Local broadcaster RTHK reported the people outside the mosque were there to guard it.
Hong Kong authorities scrambled to minimise the fallout from the incident, which protesters seized on as the latest example of what they call unnecessarily harsh police tactics.
Police used the water cannon along with tear gas and pepper spray to battle protesters who remained on the streets after the end of an unauthorised rally, vandalising and setting fire to shops with mainland China ties. They were rallying to call for broader political rights and police accountability, in the latest turmoil to grip the financial centre since early June.
Hong Kong is home to more than 300,000 Muslims, according to the Islamic Community Fund, which runs the city's five mosques and two Muslim cemeteries.
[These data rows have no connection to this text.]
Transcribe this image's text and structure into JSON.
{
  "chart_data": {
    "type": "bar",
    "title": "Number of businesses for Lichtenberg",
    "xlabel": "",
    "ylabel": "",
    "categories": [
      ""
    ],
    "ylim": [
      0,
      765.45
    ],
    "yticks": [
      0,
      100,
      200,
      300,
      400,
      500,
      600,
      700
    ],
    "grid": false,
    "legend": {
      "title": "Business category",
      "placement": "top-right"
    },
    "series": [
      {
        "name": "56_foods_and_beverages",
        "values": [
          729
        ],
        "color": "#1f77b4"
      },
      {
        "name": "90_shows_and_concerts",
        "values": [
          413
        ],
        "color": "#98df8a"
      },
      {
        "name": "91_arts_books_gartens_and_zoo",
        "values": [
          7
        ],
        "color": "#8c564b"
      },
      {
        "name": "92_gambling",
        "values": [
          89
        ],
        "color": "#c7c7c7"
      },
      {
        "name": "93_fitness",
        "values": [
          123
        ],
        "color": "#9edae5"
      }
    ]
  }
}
They first arrived in the 19th century after being recruited in India by British colonisers.
Police said on Sunday that the spraying was an accident and sent representatives to meet mosque leaders.
"It is most unfortunate that the dispersal operation has caused unintended impact on the Kowloon Mosque," the force said on its Facebook page.
Later on Monday, organisers planned an evening sit-in at a suburban train station on the three-month anniversary of a violent attack there on protesters by men with suspected organised crime ties.
Hong Kong's subway operator said it would close the station by early afternoon in an apparent bid to foil the protesters, who have trashed and torched subway facilities in anger at the operator's support for authorities.